Swing arm curtain rods are versatile, decorative and functional. You can use them on windows or doors, or as coverings for bookcases and closets, and typically require only a small space for mounting. The drawback to these rods is that they are difficult to find for odd-sized openings and they can be expensive. Unless they are custom made of high-grade material, they tend to bend under the substantial weight of a lined curtain. However, the savvy homeowner who is comfortable using tools, knows her way around the big-box hardware store and is armed with a swing-arm design from a drapery workroom, can make swing arms that function, can be painted to match her decor, and are much less expensive than custom-made.
Insert the curtain rod section of pipe into the right angle opening of the T-connector.
Mark on the wall the required location of the curtain rod, at the position of the center of the rod. The rod is 1/2-inch in diameter.

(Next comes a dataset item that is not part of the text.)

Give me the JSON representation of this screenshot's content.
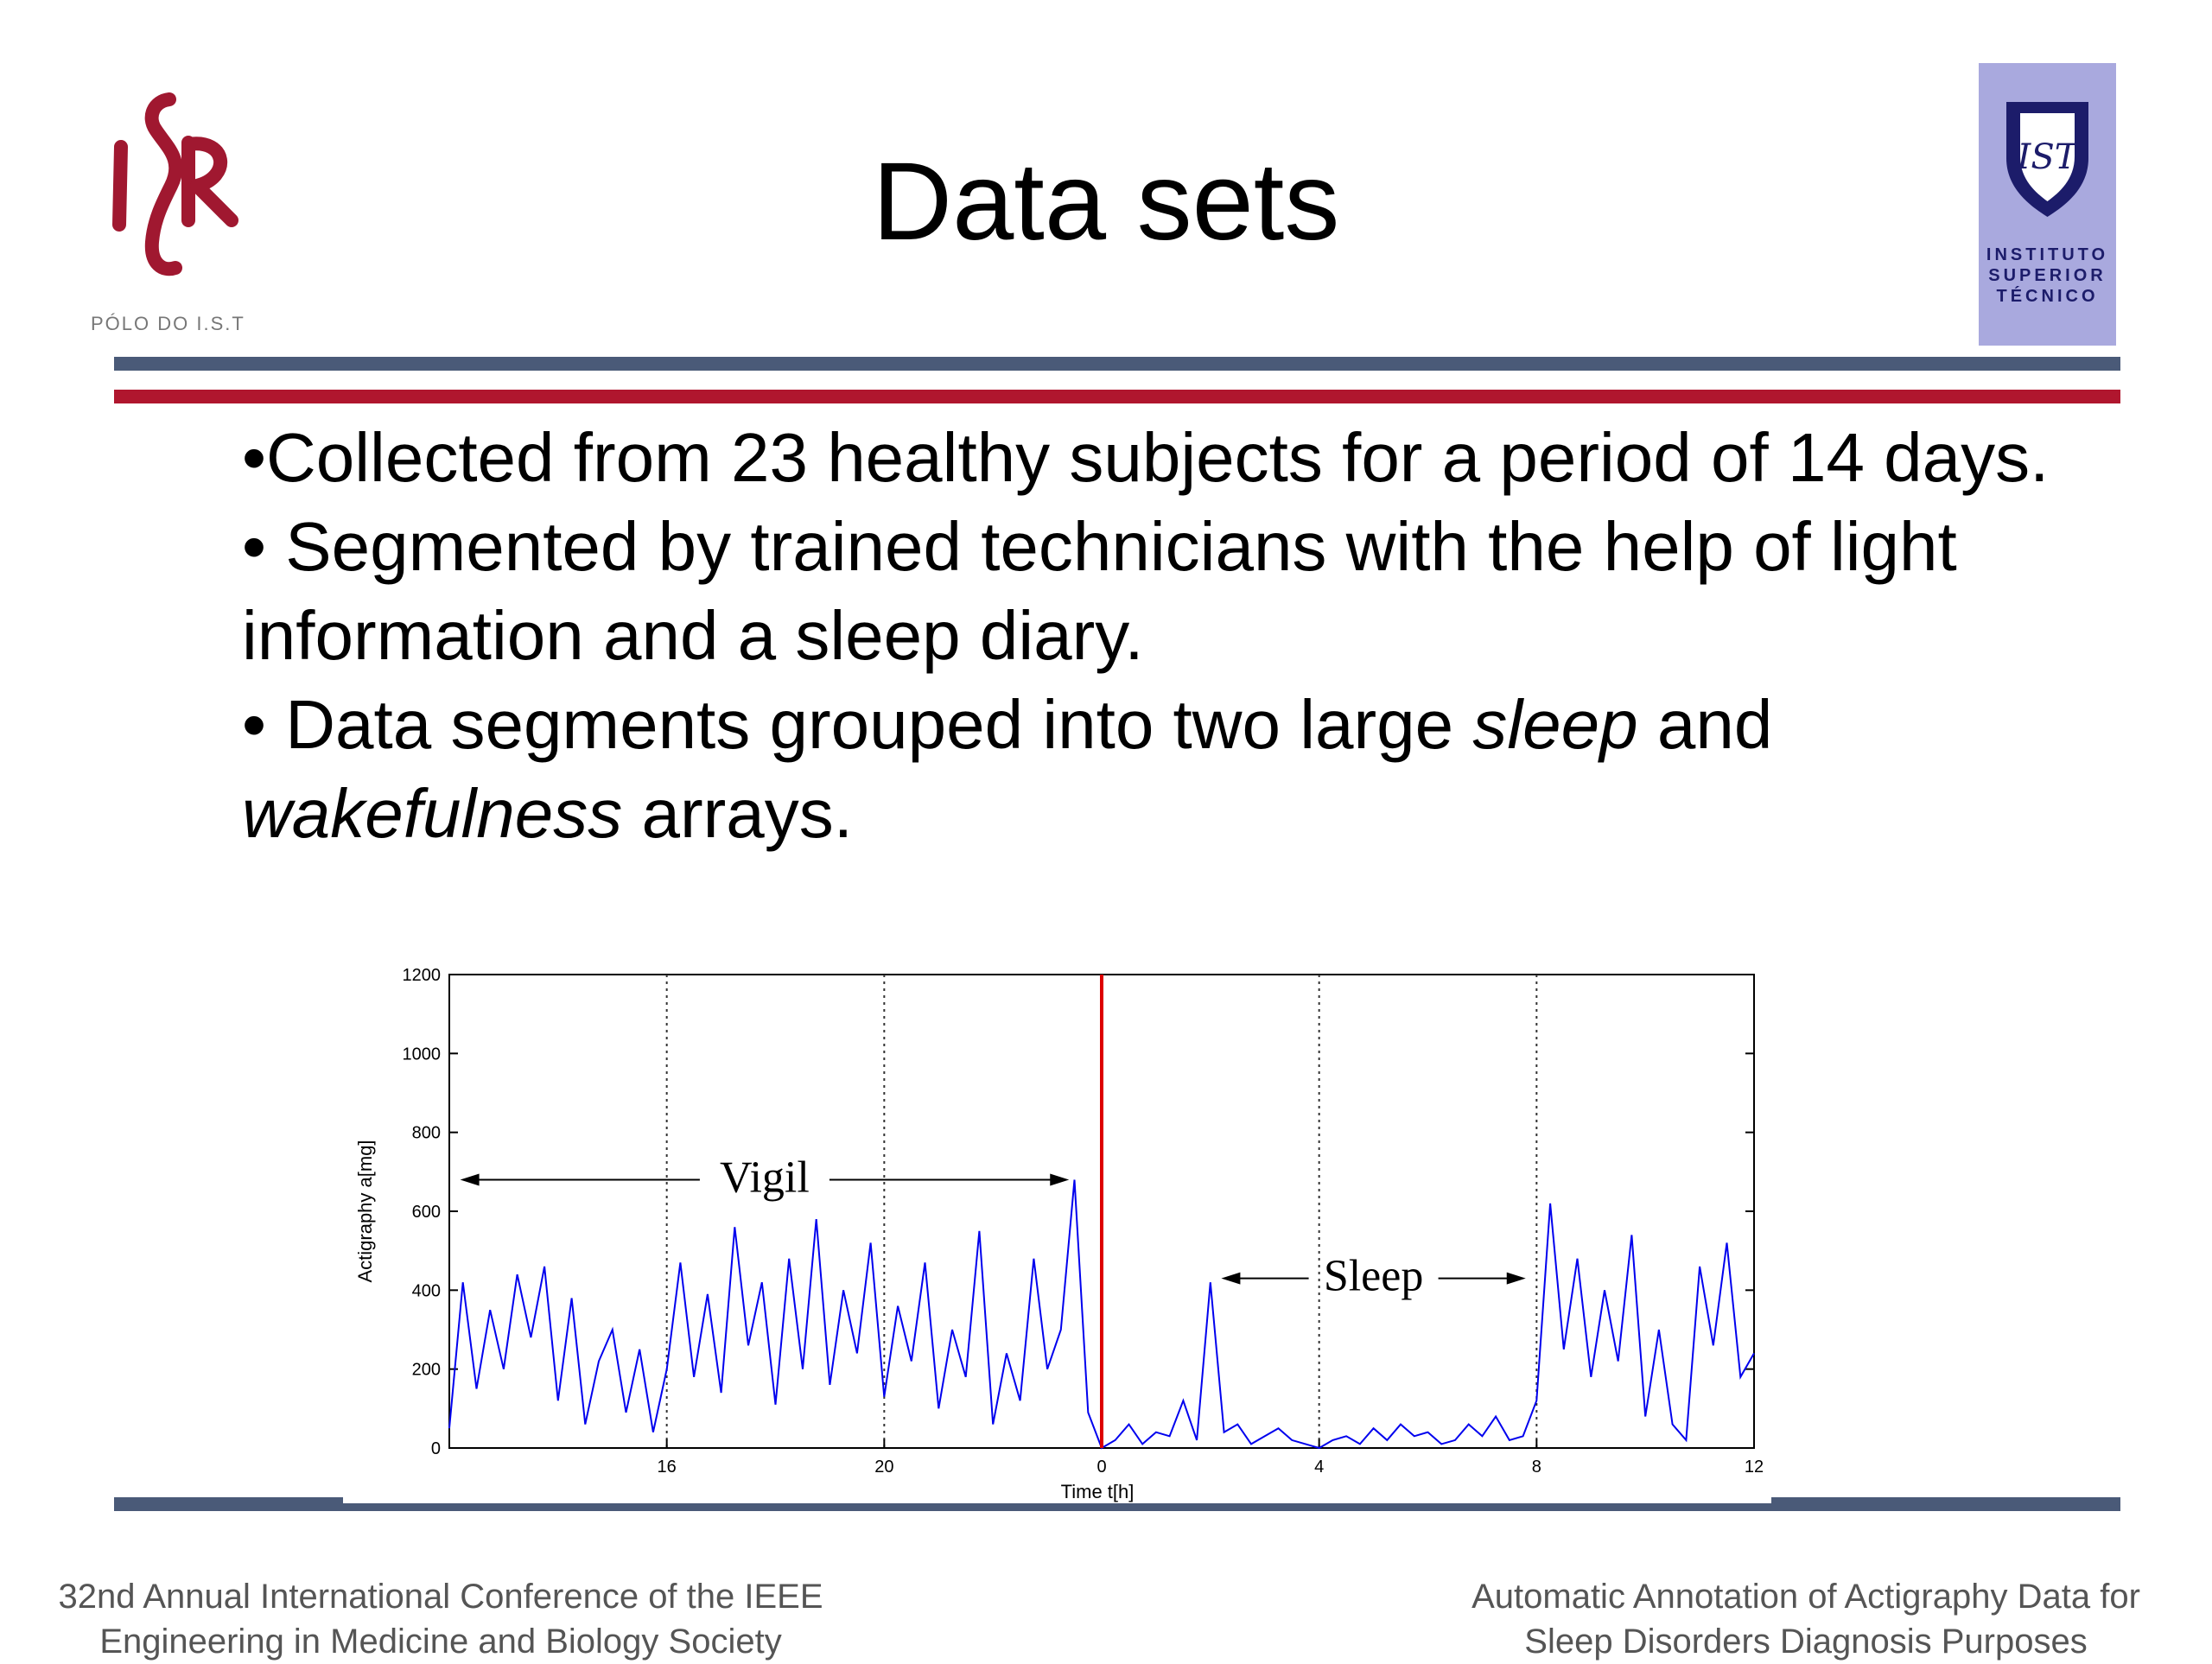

If the desired top-of-curtain measurement is 80 inches from the floor, the wall mark must be at 79-3/4 inches from the floor.
Measure, and mark, 1-3/8 inch above and below this rod location.
Insert the eye-screws at these marks, finishing with the eyes parallel to the floor.
Insert the T-connector into the space between the eye-screws; the curtain rod extends into the room between the eye-screws. The open ends of the T-connector are oriented vertically.
Insert the 2-inch piece of pipe through the top eye-screw and into the top opening of the T-connector. Top with an end cap.
Insert the 1-inch piece of pipe through the bottom eye-screw and into the bottom opening of the T-connector and top with an end cap.
Feed the curtain onto the curtain rod and fasten the chosen finial to the end.